After a career on-stage with Madonna, Niki Haris steps into her own and headlines JAS Cafe

Singer Niki Harris will headline the JAS Cafe on Friday, March 15 and Saturday, March 16.
Courtesy photo

Singer Niki Haris honed her craft at the top of the pop music world, performing at Madonna’s side through her chameleon-like transformations from the mid-1980s through the start of the new millennium.

“I learned discipline about creating your own vision and sticking to it,” Haris told The Aspen Times during a 2017 swing through town to play the JAS Café, where she returns for four shows on March 15 and 16. “And making sure that you’re living your own narrative, not judging yourself through somebody else’s eyes.”

Harris was onstage singing and dancing on Madonna’s “Who’s That Girl” tour and the legendary “Blonde Ambition” run, she was in the film “Truth or Dare” and in the iconic “Vogue” music video, up through the “Ray of Light” era.

She left to focus on motherhood and on a solo career that brings Haris back to town for her Aspen shows with the Mitch Forman Quartet.

The woman she knows and performed with for so long, Haris said, is not the shrewd and trend-chasing Madonna in the popular imagination.

“People talk about how calculating she is, but I saw so many times when she would not do that and go with her gut,” Haris said. “I learned so much from her in the beginning. Good stuff that now I go, ‘Oh, this is what she meant by that!’”

With Madonna, Haris played in stadiums and to some of the largest concert crowds on Earth. But she relishes the intimacy of playing small jazz clubs like the JAS Cafe, which afford a personal connection with an audience.

“I think more people who do stadiums should make themselves go and do small venues in the intimate cafe and cabaret style,” she said. “When you play to over 100,000 people, there’s something lost in feeling that you can physically touch people.
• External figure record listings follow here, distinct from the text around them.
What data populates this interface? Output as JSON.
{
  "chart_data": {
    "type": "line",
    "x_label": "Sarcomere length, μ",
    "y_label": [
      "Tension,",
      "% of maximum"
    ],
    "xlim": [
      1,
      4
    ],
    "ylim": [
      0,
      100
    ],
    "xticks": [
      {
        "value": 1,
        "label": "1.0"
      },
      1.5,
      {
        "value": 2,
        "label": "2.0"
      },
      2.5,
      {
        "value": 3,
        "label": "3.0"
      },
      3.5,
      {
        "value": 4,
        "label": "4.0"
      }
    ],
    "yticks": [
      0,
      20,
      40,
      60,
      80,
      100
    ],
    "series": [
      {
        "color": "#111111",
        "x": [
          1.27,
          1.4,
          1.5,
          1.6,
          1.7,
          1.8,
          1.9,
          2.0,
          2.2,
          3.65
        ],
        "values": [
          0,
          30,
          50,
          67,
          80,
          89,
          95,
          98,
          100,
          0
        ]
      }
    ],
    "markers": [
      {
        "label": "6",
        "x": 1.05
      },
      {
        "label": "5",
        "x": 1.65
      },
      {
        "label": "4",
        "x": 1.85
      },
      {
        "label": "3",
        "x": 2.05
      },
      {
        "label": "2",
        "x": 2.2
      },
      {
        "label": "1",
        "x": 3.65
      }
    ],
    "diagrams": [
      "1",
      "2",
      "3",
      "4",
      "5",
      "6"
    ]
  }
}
In a more intimate situation, you’re more vulnerable, which the audience picks up on.”

The daughter of legendary jazz pianist Gene Harris, the singer said an intimate jazz club feels like a childhood home to her.

“It reminds me of when I was growing up,” she said. “It feels a lot more like family.”
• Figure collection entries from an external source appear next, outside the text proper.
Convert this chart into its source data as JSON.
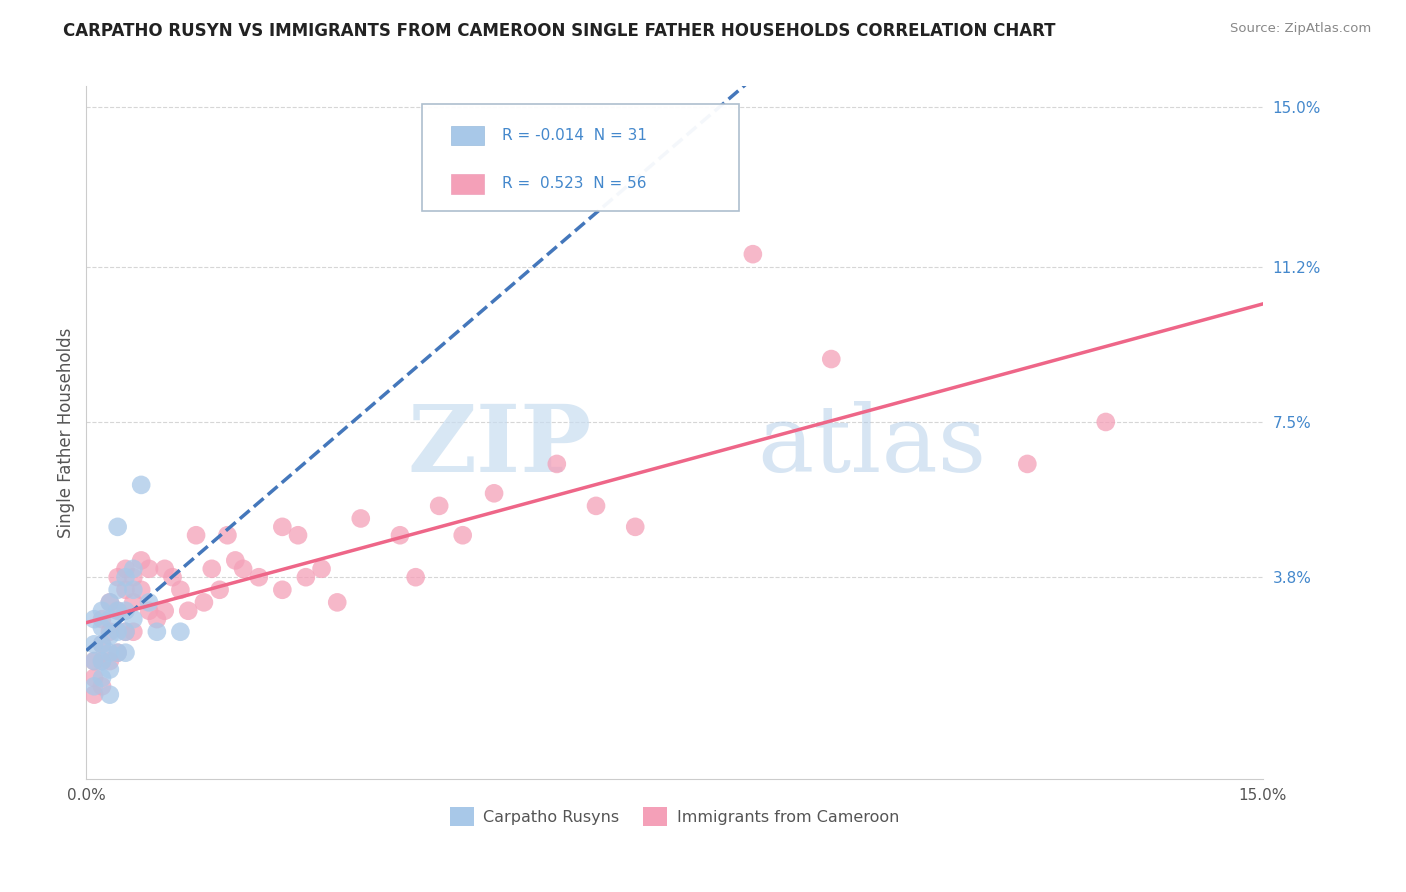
{
  "title": "CARPATHO RUSYN VS IMMIGRANTS FROM CAMEROON SINGLE FATHER HOUSEHOLDS CORRELATION CHART",
  "source": "Source: ZipAtlas.com",
  "ylabel": "Single Father Households",
  "xlim": [
    0.0,
    0.15
  ],
  "ylim": [
    -0.01,
    0.155
  ],
  "ytick_labels": [
    "3.8%",
    "7.5%",
    "11.2%",
    "15.0%"
  ],
  "ytick_values": [
    0.038,
    0.075,
    0.112,
    0.15
  ],
  "legend_label1": "Carpatho Rusyns",
  "legend_label2": "Immigrants from Cameroon",
  "r1": "-0.014",
  "n1": "31",
  "r2": "0.523",
  "n2": "56",
  "color1": "#a8c8e8",
  "color2": "#f4a0b8",
  "line_color1": "#4477bb",
  "line_color2": "#ee6688",
  "background_color": "#ffffff",
  "watermark_zip": "ZIP",
  "watermark_atlas": "atlas",
  "grid_color": "#cccccc",
  "scatter1_x": [
    0.001,
    0.001,
    0.001,
    0.001,
    0.002,
    0.002,
    0.002,
    0.002,
    0.002,
    0.003,
    0.003,
    0.003,
    0.003,
    0.003,
    0.003,
    0.004,
    0.004,
    0.004,
    0.004,
    0.004,
    0.005,
    0.005,
    0.005,
    0.005,
    0.006,
    0.006,
    0.006,
    0.007,
    0.008,
    0.009,
    0.012
  ],
  "scatter1_y": [
    0.028,
    0.022,
    0.018,
    0.012,
    0.03,
    0.026,
    0.022,
    0.018,
    0.014,
    0.032,
    0.028,
    0.024,
    0.02,
    0.016,
    0.01,
    0.035,
    0.03,
    0.025,
    0.02,
    0.05,
    0.038,
    0.03,
    0.025,
    0.02,
    0.04,
    0.035,
    0.028,
    0.06,
    0.032,
    0.025,
    0.025
  ],
  "scatter2_x": [
    0.001,
    0.001,
    0.001,
    0.002,
    0.002,
    0.002,
    0.002,
    0.003,
    0.003,
    0.003,
    0.004,
    0.004,
    0.004,
    0.005,
    0.005,
    0.005,
    0.006,
    0.006,
    0.006,
    0.007,
    0.007,
    0.008,
    0.008,
    0.009,
    0.01,
    0.01,
    0.011,
    0.012,
    0.013,
    0.014,
    0.015,
    0.016,
    0.017,
    0.018,
    0.019,
    0.02,
    0.022,
    0.025,
    0.025,
    0.027,
    0.028,
    0.03,
    0.032,
    0.035,
    0.04,
    0.042,
    0.045,
    0.048,
    0.052,
    0.06,
    0.065,
    0.07,
    0.085,
    0.095,
    0.12,
    0.13
  ],
  "scatter2_y": [
    0.018,
    0.014,
    0.01,
    0.028,
    0.022,
    0.018,
    0.012,
    0.032,
    0.025,
    0.018,
    0.038,
    0.03,
    0.02,
    0.04,
    0.035,
    0.025,
    0.038,
    0.032,
    0.025,
    0.042,
    0.035,
    0.04,
    0.03,
    0.028,
    0.04,
    0.03,
    0.038,
    0.035,
    0.03,
    0.048,
    0.032,
    0.04,
    0.035,
    0.048,
    0.042,
    0.04,
    0.038,
    0.05,
    0.035,
    0.048,
    0.038,
    0.04,
    0.032,
    0.052,
    0.048,
    0.038,
    0.055,
    0.048,
    0.058,
    0.065,
    0.055,
    0.05,
    0.115,
    0.09,
    0.065,
    0.075
  ]
}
A regular at Vail Jazz events over the last decade, playing traditional jazz shows and hosting a popular gospel concert, she’s earned a loyal fan base in the mountains.

In September, she released the solo album “Lift Thine Eyes,” a collection of soulful, gospel songs (and a cover of Cyndi Lauper’s “Time After Time.”)

Since 2016, Haris has been chipping away on a collaboration with fellow Madonna back-up singer and longtime friend Donna De Lory, which included the 2017 EP “Two Friends.”

“We’ve spent so much of our lives together that we’ve said, ‘Let’s do this,’” Haris explained. “We’re just having a good time and taking advantage of the fact that we have an incredible story to tell.”